Auckland's rail operator says it has asked unions back to the table in a bid to stop a workers' strike threatening to bring the city to a halt.
The more than 30,000 Aucklanders who catch trains in the city daily are being warned to find alternative ways to work as rail workers go on strike for 24 hours from 2am on Friday.
The worker's union is opposing a proposal by French rail operator Transdev to move to driver-only trains across the network, saying it will put lives in danger.
On Thursday, Transdev's Auckland managing director, Michel Ladrak, told reporters the union was jumping the gun and that the details of safety arrangements were still being planned and developed with Auckland Transport.
That planning would be finished before any changes were made.
"This is a premature strike ... We're half-way through and they're already calling the strike," he said.
"If they had said to me 'we're worried about jobs' ... then we would fully understand."
He admitted the company had not yet fully developed some safety processes - such as what would happen if there was a medical emergency onboard - but said driver- only systems had been safely introduced in Melbourne, Hong Kong, London and across Europe.

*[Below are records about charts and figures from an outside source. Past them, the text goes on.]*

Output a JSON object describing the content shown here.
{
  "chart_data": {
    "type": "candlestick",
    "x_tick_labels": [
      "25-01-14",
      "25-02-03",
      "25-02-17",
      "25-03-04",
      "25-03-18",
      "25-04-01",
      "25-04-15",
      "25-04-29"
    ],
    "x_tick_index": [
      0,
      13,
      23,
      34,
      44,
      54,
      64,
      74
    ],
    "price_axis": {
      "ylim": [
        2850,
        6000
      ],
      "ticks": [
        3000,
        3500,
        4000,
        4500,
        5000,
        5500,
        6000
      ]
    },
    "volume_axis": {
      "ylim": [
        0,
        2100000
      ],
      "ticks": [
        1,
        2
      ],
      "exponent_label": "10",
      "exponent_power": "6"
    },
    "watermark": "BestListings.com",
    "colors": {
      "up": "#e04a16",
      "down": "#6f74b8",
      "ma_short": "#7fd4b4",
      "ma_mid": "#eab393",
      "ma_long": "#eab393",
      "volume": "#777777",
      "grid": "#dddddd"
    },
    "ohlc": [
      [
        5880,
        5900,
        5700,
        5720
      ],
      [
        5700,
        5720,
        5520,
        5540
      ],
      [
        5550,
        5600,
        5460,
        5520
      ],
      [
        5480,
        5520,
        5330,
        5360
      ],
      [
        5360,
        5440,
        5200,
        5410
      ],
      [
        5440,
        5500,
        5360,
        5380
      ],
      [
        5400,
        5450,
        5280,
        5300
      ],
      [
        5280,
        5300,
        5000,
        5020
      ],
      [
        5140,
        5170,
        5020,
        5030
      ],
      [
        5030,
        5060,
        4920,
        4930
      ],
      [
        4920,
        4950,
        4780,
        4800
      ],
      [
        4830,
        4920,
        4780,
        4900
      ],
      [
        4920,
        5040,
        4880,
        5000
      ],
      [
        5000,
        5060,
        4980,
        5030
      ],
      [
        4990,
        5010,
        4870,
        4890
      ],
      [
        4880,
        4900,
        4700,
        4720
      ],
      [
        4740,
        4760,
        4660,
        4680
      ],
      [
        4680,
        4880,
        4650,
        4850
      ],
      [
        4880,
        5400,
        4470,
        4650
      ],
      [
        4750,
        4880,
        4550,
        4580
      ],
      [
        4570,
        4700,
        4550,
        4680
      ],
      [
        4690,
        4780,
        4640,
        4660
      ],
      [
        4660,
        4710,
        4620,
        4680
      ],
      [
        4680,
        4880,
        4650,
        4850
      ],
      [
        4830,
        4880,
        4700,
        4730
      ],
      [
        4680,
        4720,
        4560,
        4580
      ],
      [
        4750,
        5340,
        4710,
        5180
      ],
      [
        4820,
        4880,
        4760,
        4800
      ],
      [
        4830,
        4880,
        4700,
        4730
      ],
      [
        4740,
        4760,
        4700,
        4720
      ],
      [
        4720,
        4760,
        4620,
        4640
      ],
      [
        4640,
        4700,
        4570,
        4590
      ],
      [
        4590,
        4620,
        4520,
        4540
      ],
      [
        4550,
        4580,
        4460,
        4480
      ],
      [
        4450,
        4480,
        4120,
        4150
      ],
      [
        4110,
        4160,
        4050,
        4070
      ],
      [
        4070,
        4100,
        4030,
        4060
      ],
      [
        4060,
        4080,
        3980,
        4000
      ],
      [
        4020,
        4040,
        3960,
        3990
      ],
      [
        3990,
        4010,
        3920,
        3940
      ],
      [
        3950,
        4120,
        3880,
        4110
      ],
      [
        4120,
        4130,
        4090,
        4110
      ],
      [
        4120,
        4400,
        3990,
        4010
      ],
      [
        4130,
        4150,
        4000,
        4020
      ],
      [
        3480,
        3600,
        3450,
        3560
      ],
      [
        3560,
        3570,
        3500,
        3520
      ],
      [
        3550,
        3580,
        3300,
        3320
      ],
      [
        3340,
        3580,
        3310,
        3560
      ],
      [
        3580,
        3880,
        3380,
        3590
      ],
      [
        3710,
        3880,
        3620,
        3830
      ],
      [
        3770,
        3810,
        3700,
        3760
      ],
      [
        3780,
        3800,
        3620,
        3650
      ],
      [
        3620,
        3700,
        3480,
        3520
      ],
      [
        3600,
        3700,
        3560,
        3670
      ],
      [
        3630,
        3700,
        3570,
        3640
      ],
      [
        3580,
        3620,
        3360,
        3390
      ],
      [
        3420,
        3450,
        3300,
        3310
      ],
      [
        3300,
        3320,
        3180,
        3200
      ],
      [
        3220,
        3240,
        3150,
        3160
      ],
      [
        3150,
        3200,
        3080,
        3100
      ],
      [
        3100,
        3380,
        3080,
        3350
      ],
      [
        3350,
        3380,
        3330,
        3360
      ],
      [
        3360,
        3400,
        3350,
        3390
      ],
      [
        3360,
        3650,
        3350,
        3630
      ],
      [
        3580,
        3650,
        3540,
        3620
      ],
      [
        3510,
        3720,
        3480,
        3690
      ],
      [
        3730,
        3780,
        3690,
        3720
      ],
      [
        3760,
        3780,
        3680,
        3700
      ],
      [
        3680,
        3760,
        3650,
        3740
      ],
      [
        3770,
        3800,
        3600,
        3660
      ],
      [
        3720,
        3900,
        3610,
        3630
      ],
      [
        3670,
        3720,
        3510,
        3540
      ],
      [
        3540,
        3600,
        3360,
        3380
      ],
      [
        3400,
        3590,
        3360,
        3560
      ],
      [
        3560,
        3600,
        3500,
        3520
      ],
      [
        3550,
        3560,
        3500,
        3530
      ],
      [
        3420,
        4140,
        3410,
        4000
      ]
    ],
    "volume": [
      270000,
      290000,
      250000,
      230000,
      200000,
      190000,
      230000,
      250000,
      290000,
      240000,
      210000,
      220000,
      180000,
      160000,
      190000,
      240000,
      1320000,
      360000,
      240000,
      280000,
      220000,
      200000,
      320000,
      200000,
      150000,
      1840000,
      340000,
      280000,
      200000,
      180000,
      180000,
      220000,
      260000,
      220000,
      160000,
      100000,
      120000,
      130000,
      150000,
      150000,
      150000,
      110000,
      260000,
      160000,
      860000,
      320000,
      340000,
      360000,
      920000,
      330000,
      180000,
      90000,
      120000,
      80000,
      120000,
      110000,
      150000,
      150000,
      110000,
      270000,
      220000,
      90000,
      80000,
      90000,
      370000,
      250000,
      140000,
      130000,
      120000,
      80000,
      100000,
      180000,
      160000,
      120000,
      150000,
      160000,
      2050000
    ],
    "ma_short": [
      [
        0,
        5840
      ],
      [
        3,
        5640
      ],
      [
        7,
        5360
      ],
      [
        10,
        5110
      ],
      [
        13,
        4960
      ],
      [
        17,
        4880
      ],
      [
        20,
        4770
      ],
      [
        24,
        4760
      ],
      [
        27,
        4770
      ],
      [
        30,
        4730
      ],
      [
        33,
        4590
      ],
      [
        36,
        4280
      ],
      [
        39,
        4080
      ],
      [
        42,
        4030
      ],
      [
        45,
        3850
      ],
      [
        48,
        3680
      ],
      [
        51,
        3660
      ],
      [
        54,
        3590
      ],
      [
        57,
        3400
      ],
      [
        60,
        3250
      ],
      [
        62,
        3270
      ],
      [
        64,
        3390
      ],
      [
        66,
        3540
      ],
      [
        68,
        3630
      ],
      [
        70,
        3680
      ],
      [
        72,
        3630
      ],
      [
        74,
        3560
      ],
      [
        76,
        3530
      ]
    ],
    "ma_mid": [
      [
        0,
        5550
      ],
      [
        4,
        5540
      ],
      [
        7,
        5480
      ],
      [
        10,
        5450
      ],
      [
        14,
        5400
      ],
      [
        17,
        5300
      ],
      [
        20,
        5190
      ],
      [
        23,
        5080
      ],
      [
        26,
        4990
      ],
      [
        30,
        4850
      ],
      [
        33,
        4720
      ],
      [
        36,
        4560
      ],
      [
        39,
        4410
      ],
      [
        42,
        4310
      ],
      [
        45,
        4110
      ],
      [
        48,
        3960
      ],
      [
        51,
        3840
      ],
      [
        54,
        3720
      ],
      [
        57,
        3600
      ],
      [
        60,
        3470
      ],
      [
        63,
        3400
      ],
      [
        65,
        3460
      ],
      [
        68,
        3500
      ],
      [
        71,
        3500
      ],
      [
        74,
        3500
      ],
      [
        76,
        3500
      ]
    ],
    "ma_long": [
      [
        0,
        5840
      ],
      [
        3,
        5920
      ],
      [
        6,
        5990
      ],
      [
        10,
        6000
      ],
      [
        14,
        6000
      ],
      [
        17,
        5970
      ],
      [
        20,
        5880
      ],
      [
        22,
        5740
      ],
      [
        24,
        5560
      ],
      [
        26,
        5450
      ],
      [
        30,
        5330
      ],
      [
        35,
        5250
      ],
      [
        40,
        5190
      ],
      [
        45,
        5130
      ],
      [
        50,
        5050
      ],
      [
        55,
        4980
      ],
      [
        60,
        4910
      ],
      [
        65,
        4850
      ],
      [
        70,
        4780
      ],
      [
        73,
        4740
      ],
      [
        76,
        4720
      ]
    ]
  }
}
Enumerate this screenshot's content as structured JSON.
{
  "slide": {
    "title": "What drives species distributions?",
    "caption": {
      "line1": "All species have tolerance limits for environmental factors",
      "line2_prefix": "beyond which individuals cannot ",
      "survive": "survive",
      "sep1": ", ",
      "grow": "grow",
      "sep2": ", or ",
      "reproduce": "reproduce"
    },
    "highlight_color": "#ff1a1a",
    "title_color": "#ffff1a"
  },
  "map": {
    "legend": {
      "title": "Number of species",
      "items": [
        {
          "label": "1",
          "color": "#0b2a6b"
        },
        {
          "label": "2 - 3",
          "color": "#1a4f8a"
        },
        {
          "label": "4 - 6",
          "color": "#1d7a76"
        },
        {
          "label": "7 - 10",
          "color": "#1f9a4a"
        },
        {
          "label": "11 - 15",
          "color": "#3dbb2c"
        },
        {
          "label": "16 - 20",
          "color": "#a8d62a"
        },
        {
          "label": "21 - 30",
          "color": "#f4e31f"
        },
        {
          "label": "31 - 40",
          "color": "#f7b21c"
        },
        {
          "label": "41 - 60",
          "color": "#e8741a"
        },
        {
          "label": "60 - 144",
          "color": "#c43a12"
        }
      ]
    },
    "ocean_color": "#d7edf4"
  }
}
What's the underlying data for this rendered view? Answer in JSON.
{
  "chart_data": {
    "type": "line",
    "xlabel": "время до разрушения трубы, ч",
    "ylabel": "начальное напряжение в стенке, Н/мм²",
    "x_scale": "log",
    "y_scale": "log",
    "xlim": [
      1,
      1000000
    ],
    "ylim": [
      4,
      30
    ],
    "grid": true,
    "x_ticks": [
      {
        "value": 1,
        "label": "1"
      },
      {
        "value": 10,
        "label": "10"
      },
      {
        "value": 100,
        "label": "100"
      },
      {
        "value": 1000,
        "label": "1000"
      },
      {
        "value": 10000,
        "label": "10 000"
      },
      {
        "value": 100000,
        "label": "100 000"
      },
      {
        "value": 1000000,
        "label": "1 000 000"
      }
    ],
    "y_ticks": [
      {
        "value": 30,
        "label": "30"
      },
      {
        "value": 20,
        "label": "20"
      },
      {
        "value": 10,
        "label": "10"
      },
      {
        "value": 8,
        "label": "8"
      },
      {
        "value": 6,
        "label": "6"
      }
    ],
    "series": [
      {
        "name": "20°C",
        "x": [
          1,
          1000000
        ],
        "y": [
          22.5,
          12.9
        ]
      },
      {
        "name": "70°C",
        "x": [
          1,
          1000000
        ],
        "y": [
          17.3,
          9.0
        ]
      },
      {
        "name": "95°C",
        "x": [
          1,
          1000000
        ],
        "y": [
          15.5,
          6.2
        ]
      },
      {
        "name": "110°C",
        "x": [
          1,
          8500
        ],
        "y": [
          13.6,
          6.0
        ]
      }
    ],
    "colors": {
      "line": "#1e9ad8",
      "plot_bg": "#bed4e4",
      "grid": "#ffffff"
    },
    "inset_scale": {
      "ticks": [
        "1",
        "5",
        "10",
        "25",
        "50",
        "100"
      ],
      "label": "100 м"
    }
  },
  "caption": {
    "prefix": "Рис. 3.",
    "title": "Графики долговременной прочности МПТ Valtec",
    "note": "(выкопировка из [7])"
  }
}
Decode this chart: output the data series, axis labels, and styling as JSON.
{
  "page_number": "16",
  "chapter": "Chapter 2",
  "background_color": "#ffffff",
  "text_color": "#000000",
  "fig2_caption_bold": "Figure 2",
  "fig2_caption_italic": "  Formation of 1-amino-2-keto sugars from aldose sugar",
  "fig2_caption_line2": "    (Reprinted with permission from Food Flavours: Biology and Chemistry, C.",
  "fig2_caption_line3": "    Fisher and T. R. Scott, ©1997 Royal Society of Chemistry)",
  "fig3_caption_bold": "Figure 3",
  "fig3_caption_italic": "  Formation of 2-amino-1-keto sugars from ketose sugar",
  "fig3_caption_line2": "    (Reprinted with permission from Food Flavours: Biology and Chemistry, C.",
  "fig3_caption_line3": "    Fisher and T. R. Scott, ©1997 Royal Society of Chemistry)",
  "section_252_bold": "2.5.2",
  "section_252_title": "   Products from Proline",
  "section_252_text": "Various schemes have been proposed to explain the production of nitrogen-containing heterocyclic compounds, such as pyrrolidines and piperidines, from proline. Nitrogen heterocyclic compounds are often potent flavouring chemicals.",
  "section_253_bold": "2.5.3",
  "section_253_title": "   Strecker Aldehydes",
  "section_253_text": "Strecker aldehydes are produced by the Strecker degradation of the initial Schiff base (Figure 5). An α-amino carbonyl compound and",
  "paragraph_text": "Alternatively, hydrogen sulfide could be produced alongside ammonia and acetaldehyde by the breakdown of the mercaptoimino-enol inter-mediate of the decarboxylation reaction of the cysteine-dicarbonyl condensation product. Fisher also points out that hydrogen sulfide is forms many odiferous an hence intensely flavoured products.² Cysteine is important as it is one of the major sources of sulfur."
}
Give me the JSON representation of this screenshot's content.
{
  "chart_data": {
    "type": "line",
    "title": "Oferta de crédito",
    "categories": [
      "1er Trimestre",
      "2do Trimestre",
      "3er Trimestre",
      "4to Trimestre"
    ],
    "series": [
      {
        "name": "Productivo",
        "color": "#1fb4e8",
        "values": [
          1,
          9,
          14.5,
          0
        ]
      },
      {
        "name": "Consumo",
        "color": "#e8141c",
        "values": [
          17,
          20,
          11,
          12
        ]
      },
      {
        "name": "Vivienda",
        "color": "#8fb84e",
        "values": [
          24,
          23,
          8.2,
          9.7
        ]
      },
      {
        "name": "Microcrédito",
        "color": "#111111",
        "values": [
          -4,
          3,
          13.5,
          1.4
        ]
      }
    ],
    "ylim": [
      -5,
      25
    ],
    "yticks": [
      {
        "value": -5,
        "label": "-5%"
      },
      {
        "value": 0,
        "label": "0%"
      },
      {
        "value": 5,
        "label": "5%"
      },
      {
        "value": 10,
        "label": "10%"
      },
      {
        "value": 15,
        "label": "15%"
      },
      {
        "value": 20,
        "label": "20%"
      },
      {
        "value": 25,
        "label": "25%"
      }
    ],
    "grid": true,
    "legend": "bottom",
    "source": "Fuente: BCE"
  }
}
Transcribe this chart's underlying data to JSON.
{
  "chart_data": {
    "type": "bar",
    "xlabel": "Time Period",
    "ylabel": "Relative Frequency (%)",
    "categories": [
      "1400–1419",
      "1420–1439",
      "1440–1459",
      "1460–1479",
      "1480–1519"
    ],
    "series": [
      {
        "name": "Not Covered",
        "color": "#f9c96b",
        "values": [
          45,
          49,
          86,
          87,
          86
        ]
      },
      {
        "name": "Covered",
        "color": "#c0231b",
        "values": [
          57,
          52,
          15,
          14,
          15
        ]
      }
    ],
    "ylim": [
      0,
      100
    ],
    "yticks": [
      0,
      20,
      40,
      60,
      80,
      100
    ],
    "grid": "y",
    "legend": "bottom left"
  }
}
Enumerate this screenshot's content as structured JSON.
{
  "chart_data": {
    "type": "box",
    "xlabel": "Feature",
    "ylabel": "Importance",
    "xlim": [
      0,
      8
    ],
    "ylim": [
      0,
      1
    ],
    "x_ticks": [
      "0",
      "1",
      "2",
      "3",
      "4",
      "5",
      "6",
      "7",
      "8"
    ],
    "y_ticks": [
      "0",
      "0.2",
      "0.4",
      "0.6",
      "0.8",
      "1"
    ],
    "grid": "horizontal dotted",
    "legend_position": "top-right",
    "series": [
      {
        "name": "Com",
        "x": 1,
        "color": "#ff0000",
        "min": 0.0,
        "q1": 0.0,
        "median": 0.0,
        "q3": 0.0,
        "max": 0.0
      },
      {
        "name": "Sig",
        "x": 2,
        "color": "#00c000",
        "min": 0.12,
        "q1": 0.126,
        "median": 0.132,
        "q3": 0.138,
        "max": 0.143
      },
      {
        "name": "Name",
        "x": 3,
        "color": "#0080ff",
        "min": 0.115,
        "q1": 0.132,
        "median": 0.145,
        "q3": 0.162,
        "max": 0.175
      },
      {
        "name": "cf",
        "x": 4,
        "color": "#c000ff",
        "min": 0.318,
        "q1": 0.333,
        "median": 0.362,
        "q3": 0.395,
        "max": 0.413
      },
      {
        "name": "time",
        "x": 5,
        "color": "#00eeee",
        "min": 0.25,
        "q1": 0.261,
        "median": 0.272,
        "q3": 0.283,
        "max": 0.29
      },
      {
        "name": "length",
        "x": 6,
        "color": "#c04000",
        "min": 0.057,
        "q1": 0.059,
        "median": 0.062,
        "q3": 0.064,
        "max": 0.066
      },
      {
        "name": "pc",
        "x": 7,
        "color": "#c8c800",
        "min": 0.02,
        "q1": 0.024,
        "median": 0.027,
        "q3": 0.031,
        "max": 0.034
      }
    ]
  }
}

Maori Wardens and transport officers roaming the network would also still be on carriages some of the time, with security guards posted at stations, Mr Ladrak said.
The company had invited the union back to the table, but had not received a reply and was not optimistic about the strike being called off, he said.
"I would be pleasantly surprised if they did."
But the Rail and Maritime Transport Union says the company is penny-pinching with disregard for safety.
"Our members don't want to inconvenience the public, especially this close to Christmas, but they will not compromise on the safety of passengers or the rail network," advocate John Kerr said.
Auckland Transport says it hasn't had enough warning to put additional buses on to replace the trains on Friday.
"People should consider options such as travelling outside peak times, sharing rides, cycling or walking. People should also talk to their employer about their work situation," chief transport services officer Mark Lambert said.
A second strike by Wellington's train workers was called off at the last minute last week, following a separate employment dispute with Transdev.